You are going a bit far. No one will TELL you that you aren't hired because you are black, because then you will immediately go to a lawyer and sue.
They can find many euphemisms which achieve the same goal. Not having the right "fit", being a common one.
Having said that the reality is that people hire those who know, and those who fit the image which they think is appropriate. So while this doesn't prevent blacks from being hired, it does present them with additional challenges.
Some of those are totally off, some so laughable to be the stuff of fantasy.
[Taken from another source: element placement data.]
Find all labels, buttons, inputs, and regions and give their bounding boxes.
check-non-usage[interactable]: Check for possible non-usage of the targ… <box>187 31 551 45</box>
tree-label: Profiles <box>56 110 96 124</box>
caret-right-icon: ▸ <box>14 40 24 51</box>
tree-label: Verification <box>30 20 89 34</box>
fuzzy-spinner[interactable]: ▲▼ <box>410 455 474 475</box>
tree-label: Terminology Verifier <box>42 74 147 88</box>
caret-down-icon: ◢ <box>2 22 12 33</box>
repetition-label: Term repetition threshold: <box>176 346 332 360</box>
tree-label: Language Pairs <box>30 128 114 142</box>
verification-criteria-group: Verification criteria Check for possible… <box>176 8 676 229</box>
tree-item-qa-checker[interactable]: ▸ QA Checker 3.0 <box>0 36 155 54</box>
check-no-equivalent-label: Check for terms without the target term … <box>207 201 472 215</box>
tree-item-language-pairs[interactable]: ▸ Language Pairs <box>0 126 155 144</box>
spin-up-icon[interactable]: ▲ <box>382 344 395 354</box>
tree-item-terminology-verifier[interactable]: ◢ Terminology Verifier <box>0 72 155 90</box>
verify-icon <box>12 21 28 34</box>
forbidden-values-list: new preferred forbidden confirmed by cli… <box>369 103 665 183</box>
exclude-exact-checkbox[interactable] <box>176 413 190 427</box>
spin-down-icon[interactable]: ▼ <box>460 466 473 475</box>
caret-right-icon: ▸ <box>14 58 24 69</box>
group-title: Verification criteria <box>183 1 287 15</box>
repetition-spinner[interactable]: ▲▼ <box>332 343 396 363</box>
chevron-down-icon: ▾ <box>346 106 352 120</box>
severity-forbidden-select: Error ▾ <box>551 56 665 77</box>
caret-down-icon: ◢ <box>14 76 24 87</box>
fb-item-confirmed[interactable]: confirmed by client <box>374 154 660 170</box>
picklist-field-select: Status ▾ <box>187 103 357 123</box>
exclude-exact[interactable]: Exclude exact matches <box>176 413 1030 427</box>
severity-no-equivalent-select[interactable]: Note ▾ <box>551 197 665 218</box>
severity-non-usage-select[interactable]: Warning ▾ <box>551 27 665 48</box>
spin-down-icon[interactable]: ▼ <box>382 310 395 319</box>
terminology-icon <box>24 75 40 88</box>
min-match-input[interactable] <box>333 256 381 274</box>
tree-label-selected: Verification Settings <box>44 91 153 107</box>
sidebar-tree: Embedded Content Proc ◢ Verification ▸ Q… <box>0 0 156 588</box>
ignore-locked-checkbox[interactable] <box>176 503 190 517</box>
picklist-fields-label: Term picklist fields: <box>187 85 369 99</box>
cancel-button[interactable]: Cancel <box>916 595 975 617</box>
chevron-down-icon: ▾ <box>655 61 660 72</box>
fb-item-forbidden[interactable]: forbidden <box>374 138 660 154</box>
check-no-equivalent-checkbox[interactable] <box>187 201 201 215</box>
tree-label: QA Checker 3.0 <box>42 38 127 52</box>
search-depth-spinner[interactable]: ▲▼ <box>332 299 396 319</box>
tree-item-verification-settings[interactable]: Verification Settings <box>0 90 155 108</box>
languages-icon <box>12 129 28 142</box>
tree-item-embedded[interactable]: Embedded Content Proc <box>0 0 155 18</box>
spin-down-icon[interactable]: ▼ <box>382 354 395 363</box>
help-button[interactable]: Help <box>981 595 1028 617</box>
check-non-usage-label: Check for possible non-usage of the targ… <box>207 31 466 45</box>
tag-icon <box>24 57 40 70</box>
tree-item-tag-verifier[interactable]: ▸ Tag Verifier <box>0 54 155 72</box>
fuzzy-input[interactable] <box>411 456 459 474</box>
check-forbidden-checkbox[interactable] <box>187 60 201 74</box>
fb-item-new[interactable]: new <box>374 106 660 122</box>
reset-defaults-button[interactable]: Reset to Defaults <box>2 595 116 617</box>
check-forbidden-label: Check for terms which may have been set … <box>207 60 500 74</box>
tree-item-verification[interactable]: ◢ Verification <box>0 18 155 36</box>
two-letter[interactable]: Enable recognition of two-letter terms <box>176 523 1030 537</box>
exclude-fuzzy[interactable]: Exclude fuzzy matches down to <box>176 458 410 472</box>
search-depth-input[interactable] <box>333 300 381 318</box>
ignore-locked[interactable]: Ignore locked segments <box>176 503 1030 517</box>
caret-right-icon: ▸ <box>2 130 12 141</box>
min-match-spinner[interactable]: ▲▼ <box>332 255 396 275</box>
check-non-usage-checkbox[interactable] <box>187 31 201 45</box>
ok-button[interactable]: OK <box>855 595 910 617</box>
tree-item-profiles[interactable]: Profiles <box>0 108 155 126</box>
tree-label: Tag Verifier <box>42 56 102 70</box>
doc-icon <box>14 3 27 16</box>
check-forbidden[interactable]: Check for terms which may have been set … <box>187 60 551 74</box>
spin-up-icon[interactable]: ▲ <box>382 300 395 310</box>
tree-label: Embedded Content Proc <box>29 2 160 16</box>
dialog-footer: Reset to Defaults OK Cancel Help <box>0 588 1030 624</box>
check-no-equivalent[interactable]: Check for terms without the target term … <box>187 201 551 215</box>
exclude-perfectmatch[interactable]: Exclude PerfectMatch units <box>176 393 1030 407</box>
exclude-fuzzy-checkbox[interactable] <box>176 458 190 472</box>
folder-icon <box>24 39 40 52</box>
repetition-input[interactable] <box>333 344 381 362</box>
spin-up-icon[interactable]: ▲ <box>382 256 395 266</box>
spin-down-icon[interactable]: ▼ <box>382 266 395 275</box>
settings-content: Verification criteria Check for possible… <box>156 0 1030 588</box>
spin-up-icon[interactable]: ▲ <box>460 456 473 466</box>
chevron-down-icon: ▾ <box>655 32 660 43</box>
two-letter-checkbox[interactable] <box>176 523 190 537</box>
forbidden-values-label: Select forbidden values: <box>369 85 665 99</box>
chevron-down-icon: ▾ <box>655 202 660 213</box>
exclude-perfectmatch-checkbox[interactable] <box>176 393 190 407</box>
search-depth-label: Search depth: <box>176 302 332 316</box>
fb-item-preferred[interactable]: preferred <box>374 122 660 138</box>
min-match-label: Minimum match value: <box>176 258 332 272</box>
Cuba is not 26% mestizo (European/Amerindian), and definitely not 64%white. More like 30% white, 60% black/mulatto, 9% mestizo, 1% Asian (Chinese and Vietnamese).
Pretty easy. It depends on your definition of mulatto and black........while generally, mixed African/European people are considered mulatto in Latin America, those who are more African than European are usually seen as black as well. That has always been the case in places like Brazil, where recognizably African but technically mixed people such as Gilberto Gil are identified as and self-identify as black. Of course, people who look like Gil in, say, the Dominican Republic, would probably run from the "black" designation.
Gilberto Gil
Similar looking well known Dominican artist (colloquially known as el negrito de Villa Altagracia):
That type is often known as negro/moreno among Dominicans.
Like I said before, the mulatto category is real both genetically (everywhere) and socially (especially in the countries with large mulatto populations). Case in point, I'm not the one lying in the other posts.
Similar looking well known Dominican artist (colloquially known as el negrito de Villa Altagracia):
That type is often known as negro/moreno among Dominicans.
Like I said before, the mulatto category is real both genetically (everywhere) and socially (especially in the countries with large mulatto populations). Case in point, I'm not the one lying in the other posts.
My question to you is why does this matter. Especially when such categorizations are arbitrary any way. Brazil puts pardos in a catch all category, while the treatment that individual pardos gets varies on how they look. Those with more visible African ancestry treated worse than those with less. Many indeed getting treated no better than the blacks. The pardos who look like Obama as an example.
And in case you don't know, there is a biracial category in the US census where people can enter as many categories of "races" as they wish, or can just check "other". Obama prefers to check "black" as is his right, because as he says, he doesn't get treated any different from a black person whose Euro ancestry is more distant. In this the USA and Brazil are alike despite all the pretense that it isn't.
Of course the Obamas in the USA can query why blacks are under represented in certain situations. They can't in Brazil, as it runs contrary to the "myth" which Brazil tries to peddle. Should they do so they will be damned as introducing US racism......ditto in Cuba....Colombia......well you get the drift.